After diligently attempting to court national network cable channels for months, Seattle School, the brains behind the Iron Composer series (and 2004 Stranger Genius Award recipients) recently announced the good news that Sony's Game Show Network finally popped the question. While the ink's still wet on the details of that relationship, the partnership ideally would mean boosting the budget, visibility, and talent available to this city's only booze-rific, theatrically bombastic songwriting competition. And in even better news—Seattle School won't have to hit Hollywood pool parties with the Lohans and Hiltons to make it all happen. "GSN has adamantly stated that they do not want to move the show to L.A., but insist on keeping production of an IC TV series here in Seattle," says SS's Korby Sears. "GSN execs were impressed with the organic groundswell the show has fostered in the local music community, and in particular with the wild crowds and mass audience participation that occurs at every show. To maintain this vibe, GSN has stated that they would rather bypass shooting the series at a TV sound stage, and would like to keep filming at a club here in town to maintain that live feel." Iron Composer aim to keep that groundswell afloat for the next round of spontaneous ditty creation/binge drinking on November 12 at the Crocodile. In the final battle of local talent (IC will pull from a national pool of musicians in the future), Lori Campion of the Hot Rollers and Billy Joe Huels of the Dusty 45's fight for the soul of Seattle songwriting from the bottom of a whiskey glass.

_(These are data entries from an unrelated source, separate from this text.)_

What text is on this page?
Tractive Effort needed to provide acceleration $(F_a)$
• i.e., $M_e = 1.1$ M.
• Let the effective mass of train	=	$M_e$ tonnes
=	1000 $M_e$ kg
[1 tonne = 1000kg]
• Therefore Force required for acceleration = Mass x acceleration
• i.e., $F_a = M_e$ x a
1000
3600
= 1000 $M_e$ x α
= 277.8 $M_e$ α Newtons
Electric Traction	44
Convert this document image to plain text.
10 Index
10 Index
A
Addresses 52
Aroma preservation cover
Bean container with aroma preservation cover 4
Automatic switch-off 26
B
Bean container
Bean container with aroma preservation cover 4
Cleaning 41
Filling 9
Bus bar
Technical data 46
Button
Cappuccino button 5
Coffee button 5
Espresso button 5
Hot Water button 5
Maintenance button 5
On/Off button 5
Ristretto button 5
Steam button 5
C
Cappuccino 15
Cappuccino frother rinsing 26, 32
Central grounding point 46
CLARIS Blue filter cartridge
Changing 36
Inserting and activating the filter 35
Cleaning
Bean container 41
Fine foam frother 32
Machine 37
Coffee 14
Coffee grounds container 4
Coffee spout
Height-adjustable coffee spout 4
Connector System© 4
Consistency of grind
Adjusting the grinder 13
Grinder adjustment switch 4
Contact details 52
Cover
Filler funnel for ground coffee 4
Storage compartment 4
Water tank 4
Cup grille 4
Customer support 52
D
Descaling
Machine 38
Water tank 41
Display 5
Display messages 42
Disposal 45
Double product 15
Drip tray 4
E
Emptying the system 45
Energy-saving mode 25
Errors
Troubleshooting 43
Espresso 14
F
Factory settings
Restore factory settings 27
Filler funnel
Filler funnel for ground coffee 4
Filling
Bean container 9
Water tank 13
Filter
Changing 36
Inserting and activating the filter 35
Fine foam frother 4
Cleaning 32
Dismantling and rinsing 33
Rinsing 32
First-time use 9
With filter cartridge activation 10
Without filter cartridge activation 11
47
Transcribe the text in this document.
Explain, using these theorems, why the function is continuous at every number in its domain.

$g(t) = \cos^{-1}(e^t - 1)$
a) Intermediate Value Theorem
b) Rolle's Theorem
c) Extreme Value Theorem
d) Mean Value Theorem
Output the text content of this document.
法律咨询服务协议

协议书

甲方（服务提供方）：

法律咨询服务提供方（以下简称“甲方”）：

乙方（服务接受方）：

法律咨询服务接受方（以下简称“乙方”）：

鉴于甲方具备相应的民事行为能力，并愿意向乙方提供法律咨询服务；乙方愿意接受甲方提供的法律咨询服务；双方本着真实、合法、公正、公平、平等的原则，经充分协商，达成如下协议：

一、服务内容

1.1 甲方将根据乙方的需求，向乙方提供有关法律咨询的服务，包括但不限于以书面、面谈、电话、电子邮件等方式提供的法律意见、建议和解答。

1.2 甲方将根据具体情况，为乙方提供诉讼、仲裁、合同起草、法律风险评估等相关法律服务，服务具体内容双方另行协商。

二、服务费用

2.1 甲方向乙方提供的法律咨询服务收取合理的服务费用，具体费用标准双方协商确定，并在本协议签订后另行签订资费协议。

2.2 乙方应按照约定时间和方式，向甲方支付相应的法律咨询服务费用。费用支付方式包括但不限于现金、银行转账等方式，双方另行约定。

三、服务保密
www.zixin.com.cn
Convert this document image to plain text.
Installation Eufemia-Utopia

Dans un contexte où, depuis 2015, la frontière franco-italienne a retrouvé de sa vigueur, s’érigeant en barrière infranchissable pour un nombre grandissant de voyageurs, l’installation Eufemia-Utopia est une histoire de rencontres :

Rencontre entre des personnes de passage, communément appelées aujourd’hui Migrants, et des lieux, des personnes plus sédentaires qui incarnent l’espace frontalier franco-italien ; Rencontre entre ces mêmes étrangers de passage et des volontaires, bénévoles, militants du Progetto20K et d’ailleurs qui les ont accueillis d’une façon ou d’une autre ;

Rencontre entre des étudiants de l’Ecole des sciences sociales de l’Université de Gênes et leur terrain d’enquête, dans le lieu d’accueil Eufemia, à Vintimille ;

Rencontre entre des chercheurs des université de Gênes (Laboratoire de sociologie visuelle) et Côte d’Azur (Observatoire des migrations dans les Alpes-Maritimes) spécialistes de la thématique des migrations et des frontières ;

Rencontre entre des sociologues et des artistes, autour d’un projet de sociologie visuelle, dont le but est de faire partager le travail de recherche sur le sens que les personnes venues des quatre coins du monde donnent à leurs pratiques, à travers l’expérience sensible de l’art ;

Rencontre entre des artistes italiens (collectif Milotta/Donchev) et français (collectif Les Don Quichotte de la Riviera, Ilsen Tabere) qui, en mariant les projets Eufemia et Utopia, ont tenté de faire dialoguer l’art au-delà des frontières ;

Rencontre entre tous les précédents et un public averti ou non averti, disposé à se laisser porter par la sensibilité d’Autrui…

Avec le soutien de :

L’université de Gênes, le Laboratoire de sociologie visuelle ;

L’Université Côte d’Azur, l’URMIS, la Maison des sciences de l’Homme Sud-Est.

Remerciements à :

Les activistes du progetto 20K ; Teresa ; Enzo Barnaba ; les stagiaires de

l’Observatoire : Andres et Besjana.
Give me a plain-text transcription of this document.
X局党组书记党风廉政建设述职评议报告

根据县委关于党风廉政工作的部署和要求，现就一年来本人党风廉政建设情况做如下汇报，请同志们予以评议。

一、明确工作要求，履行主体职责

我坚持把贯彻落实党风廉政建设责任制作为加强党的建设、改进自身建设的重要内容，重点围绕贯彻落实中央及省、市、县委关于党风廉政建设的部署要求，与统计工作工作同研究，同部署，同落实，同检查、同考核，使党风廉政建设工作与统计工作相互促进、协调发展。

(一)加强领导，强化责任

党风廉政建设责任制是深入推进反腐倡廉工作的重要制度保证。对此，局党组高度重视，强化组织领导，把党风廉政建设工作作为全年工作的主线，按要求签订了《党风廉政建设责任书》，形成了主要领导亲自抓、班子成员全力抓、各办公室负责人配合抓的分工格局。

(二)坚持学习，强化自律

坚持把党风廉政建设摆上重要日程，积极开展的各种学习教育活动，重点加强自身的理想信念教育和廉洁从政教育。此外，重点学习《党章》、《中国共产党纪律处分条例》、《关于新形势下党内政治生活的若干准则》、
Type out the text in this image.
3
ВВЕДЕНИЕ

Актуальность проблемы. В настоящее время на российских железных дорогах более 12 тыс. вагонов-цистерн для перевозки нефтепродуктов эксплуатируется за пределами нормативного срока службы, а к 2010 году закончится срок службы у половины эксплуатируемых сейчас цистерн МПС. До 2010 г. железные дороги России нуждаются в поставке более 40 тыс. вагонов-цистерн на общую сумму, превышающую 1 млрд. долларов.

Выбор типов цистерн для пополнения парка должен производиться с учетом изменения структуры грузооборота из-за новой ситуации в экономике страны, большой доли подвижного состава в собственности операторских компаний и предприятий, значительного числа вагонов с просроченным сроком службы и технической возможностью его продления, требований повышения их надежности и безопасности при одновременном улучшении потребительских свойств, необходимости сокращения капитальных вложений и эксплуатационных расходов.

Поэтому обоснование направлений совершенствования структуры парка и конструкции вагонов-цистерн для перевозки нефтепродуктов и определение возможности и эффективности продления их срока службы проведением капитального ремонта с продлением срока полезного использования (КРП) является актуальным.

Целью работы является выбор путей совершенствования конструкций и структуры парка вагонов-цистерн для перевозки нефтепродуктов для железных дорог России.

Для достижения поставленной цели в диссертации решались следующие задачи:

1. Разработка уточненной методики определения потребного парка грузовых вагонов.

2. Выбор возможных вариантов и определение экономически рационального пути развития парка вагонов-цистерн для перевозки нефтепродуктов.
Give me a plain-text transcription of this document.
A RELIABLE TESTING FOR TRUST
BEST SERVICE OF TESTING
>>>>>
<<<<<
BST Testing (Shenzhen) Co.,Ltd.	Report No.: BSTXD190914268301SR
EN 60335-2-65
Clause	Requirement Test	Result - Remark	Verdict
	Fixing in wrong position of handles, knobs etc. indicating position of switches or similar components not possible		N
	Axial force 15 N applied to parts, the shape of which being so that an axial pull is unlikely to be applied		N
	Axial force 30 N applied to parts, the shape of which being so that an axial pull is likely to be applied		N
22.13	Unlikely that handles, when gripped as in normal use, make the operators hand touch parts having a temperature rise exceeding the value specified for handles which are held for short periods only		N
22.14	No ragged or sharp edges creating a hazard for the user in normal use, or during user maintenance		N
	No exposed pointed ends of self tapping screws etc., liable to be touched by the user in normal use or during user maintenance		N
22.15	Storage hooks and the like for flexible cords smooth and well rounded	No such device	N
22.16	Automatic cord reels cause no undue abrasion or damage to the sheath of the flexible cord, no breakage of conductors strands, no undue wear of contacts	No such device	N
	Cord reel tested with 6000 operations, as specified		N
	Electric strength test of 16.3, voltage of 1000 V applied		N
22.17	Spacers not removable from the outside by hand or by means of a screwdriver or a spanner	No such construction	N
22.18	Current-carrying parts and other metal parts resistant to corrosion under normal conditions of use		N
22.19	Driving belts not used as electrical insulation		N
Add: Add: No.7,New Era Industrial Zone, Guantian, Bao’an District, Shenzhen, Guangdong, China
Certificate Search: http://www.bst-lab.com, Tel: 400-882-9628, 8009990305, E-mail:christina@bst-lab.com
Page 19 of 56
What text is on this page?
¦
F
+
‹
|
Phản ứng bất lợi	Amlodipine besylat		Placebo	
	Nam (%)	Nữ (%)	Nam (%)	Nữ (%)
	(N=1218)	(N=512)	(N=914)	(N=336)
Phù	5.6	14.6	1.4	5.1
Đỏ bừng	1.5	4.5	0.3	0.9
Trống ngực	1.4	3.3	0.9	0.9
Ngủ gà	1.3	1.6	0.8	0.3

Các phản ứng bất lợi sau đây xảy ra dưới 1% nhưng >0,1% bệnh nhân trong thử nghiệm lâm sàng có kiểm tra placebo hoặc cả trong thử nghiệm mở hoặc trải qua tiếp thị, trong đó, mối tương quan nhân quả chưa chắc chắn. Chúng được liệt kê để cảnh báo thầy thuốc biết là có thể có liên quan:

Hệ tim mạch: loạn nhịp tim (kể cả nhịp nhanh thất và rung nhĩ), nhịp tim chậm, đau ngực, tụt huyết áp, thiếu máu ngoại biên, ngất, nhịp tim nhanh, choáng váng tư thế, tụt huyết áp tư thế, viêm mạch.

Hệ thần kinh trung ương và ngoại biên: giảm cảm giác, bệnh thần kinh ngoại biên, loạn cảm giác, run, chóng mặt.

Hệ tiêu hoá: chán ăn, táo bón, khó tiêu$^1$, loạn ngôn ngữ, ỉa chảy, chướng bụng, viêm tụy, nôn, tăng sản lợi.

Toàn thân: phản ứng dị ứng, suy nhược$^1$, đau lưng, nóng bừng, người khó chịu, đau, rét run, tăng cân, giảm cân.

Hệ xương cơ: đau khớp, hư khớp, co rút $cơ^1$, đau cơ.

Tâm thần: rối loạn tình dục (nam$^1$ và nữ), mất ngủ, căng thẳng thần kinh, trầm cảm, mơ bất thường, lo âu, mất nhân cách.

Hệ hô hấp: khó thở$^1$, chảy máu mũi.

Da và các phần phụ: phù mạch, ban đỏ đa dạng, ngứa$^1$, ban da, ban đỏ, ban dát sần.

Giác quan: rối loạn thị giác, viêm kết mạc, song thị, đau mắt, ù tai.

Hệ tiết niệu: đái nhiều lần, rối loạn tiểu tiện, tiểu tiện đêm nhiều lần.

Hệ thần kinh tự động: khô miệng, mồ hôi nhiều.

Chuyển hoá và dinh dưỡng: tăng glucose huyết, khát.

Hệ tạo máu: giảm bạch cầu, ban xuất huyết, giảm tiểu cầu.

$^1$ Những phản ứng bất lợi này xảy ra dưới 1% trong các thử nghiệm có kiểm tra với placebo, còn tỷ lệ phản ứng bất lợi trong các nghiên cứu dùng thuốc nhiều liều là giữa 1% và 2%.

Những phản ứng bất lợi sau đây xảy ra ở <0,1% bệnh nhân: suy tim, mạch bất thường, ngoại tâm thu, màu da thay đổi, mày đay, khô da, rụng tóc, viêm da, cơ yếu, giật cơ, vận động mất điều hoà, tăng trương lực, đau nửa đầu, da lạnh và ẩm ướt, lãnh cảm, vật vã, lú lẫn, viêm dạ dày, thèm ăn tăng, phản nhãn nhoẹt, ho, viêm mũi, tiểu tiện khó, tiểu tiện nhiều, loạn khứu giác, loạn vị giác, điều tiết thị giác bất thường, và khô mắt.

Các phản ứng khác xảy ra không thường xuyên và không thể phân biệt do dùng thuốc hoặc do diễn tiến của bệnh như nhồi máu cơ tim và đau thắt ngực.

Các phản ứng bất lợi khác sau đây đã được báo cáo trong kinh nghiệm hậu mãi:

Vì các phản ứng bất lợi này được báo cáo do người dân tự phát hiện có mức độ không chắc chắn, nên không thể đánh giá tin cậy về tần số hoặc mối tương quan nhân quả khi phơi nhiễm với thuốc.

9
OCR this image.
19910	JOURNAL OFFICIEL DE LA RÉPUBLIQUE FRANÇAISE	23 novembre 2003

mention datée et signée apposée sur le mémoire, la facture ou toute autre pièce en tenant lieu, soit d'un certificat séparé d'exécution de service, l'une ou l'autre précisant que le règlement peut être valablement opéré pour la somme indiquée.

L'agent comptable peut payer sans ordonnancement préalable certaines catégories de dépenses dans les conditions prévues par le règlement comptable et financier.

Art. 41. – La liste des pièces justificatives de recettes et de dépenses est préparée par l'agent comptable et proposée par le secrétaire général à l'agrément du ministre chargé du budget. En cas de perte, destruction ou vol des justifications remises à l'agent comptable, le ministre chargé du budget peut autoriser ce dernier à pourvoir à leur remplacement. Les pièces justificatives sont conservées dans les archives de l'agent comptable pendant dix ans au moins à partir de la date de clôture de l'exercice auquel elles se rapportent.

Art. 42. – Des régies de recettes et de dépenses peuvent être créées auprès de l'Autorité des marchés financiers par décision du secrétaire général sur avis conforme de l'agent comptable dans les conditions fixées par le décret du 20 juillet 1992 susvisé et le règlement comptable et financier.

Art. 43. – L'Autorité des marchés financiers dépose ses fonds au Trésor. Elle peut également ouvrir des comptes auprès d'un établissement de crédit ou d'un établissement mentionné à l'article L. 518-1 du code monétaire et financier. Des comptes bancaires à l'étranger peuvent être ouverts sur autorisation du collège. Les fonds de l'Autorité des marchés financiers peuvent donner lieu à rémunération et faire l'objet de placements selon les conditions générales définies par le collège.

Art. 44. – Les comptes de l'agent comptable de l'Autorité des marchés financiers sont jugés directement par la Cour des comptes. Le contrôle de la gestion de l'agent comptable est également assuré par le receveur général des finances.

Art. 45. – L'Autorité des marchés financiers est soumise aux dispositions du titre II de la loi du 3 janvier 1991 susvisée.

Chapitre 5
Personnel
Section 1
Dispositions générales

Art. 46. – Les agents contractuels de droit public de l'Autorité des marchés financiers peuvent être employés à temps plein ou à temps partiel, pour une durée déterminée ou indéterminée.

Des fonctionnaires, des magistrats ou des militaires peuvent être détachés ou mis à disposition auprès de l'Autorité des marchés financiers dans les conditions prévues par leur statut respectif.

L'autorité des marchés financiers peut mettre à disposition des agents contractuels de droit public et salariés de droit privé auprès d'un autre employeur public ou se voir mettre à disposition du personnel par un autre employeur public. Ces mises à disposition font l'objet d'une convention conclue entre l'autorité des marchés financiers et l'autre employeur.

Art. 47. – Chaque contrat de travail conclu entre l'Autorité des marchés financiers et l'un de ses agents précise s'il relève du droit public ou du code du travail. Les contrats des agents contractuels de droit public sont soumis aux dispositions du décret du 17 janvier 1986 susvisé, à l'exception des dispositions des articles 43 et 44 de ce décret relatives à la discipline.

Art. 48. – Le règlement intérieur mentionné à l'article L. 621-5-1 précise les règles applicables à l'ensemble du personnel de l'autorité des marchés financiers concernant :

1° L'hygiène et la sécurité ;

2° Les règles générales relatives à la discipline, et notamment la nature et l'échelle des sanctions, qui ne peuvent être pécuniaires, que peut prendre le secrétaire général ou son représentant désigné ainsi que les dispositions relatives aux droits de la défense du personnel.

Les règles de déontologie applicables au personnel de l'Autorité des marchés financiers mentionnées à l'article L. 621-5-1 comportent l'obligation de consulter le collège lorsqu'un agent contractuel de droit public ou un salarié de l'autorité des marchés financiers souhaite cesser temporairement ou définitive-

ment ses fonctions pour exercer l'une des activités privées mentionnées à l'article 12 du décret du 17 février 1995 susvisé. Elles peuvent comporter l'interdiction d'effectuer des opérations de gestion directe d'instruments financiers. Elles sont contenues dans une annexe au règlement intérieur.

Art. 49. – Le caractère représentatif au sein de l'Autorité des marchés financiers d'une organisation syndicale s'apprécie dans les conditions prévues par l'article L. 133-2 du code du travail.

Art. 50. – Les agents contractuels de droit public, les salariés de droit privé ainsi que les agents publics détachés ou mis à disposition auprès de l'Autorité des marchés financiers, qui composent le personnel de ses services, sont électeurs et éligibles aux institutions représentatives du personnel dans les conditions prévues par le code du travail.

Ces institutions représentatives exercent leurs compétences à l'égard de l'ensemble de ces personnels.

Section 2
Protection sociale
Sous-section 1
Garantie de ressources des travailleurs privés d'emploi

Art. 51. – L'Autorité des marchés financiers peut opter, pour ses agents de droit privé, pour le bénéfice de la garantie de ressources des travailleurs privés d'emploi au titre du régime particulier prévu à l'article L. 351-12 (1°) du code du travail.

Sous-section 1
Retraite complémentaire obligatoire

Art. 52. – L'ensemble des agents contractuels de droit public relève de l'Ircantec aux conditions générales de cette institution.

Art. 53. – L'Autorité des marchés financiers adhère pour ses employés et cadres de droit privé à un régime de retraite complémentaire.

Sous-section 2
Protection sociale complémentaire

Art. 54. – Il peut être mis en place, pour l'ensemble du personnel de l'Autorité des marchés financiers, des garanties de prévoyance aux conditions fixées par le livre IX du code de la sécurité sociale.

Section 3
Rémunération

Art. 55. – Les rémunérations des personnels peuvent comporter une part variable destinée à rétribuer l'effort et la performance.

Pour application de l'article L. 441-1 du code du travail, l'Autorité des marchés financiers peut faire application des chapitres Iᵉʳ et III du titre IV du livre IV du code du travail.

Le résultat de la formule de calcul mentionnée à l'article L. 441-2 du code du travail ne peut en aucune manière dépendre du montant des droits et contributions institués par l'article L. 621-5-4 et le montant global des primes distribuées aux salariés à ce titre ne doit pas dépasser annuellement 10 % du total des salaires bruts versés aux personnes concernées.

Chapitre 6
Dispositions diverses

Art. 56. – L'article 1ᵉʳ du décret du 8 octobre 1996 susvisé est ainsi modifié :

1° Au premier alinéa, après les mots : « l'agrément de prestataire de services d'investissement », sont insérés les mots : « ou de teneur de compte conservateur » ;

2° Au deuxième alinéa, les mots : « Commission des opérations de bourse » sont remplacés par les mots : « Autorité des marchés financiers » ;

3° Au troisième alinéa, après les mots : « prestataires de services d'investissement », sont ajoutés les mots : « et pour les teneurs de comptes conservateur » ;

In other harmonious unions, Phil Wandscher, guitarist for Jesse Sykes & the Sweet Hereafter, tells me Ms. Sykes's dulcet voice may find its way onto the next SunnO))) record. The queen of dark country and the hooded warlords of drone will pair for a track together some time in the future. Phil passed along this information after the incessant hammering of SunnO)))'s impressive/oppressive set. The sheer mass of their (mostly) instrumental meditations vibrated various body parts across Neumo's—from my own chest and legs to a friend's suggestion that it actually moved his nasal passages. People experience live music for various reasons, but the most obvious reason to see SunnO))) live is to stimulate nerve endings you didn't even realize existed—sort of an aural acupuncture, if you will. (Also, I have a new love for Japanese power trio Boris, who in addition to using a giant gong that night, smeared Sabbath and the Stooges all over their noise-rock bluster.)
While their vibrations were much milder in tone, the Gris Gris made their Neumo's show uniquely intimate, forgoing the stage for an extended set on the floor, making it feel like we were part of some low-key basement party. I've said it before, but it takes so little to turn a normal show-going experience on its side, and kudos to the Oakland psych band for doing just that... and more.